Gabor depth imaging using a new adaptive partitioning algorithm

Yongwang Ma, Gary F. Margrave

Wavefield extrapolation by spatially variable phase shift is currently a very competitive depth migration technique. In this paper, we present prestack migration results of the Marmousi synthetic dataset using a new adaptive Gabor wavefield extrapolation.

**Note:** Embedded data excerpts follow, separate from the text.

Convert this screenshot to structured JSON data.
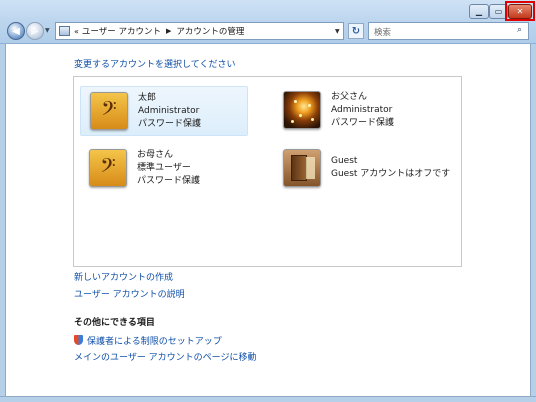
{
  "window": {
    "minimize_glyph": "▁",
    "maximize_glyph": "▭",
    "close_glyph": "✕"
  },
  "nav": {
    "back_glyph": "◀",
    "forward_glyph": "▶",
    "dropdown_glyph": "▼"
  },
  "address": {
    "overflow_glyph": "«",
    "crumbs": [
      "ユーザー アカウント",
      "アカウントの管理"
    ],
    "separator_glyph": "▶",
    "refresh_glyph": "↻"
  },
  "search": {
    "placeholder": "検索",
    "icon": "magnifier-icon"
  },
  "heading": "変更するアカウントを選択してください",
  "accounts": [
    {
      "name": "太郎",
      "type": "Administrator",
      "status": "パスワード保護",
      "picture": "guitar-clef"
    },
    {
      "name": "お父さん",
      "type": "Administrator",
      "status": "パスワード保護",
      "picture": "sparkle"
    },
    {
      "name": "お母さん",
      "type": "標準ユーザー",
      "status": "パスワード保護",
      "picture": "guitar-clef"
    },
    {
      "name": "Guest",
      "type": "Guest アカウントはオフです",
      "picture": "open-door"
    }
  ],
  "tasks": {
    "create": "新しいアカウントの作成",
    "explain": "ユーザー アカウントの説明"
  },
  "other": {
    "heading": "その他にできる項目",
    "parental": "保護者による制限のセットアップ",
    "main_page": "メインのユーザー アカウントのページに移動"
  },
  "colors": {
    "link": "#0f4fa8",
    "highlight": "#e00000"
  }
}
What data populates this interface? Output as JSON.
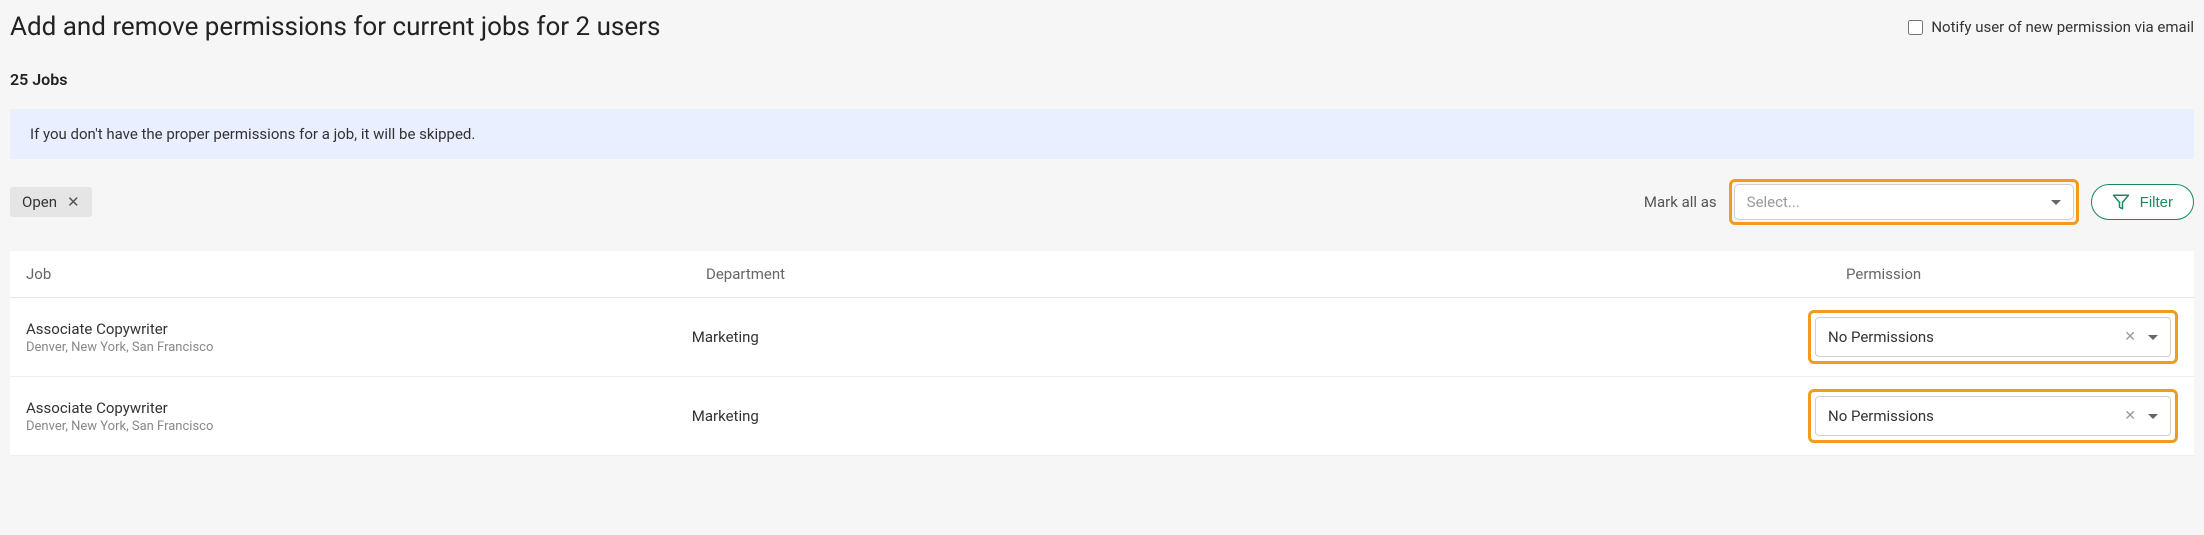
{
  "header": {
    "title": "Add and remove permissions for current jobs for 2 users",
    "notify_label": "Notify user of new permission via email"
  },
  "jobs_count": "25 Jobs",
  "info_banner": "If you don't have the proper permissions for a job, it will be skipped.",
  "filter_chip": {
    "label": "Open"
  },
  "mark_all": {
    "label": "Mark all as",
    "placeholder": "Select..."
  },
  "filter_button": "Filter",
  "table": {
    "headers": {
      "job": "Job",
      "department": "Department",
      "permission": "Permission"
    },
    "rows": [
      {
        "title": "Associate Copywriter",
        "location": "Denver, New York, San Francisco",
        "department": "Marketing",
        "permission": "No Permissions"
      },
      {
        "title": "Associate Copywriter",
        "location": "Denver, New York, San Francisco",
        "department": "Marketing",
        "permission": "No Permissions"
      }
    ]
  }
}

Gabor depth imaging algorithm can be used to approximate the generalized phase-shift-plus-interpolation or the non-stationary phase shift, which are two extreme cases in Gabor imaging schemes. Therefore, there are many ways to explore wavefield extrapolations with Gabor imaging method. The key to an efficient Gabor imaging algorithm is to develop an adaptive partitioning scheme that only localizes the wavefield as required by the lateral velocity variation. We have tested three methods of adaptive partitioning, however, those two presented previously have their limits and they are relatively more difficult to implement in 2D (for 3D imaging) than the one we will describe. We present the details of the new adaptive partitioning method in 1D (for 2D imaging). The extension of the partitioning method to 2D will be described in another paper in this volume. This method creates adaptive partitions using a controlled lateral position error. Software has been developed using the new adaptive partitioning algorithm, reducing substantially computation burden in depth imaging when compared to the full generalized phase-shift-plus-interpolation integral. The performance of Gabor depth imaging using this adaptive partitioning algorithm is illustrated with images from prestack depth migration of the Marmousi dataset.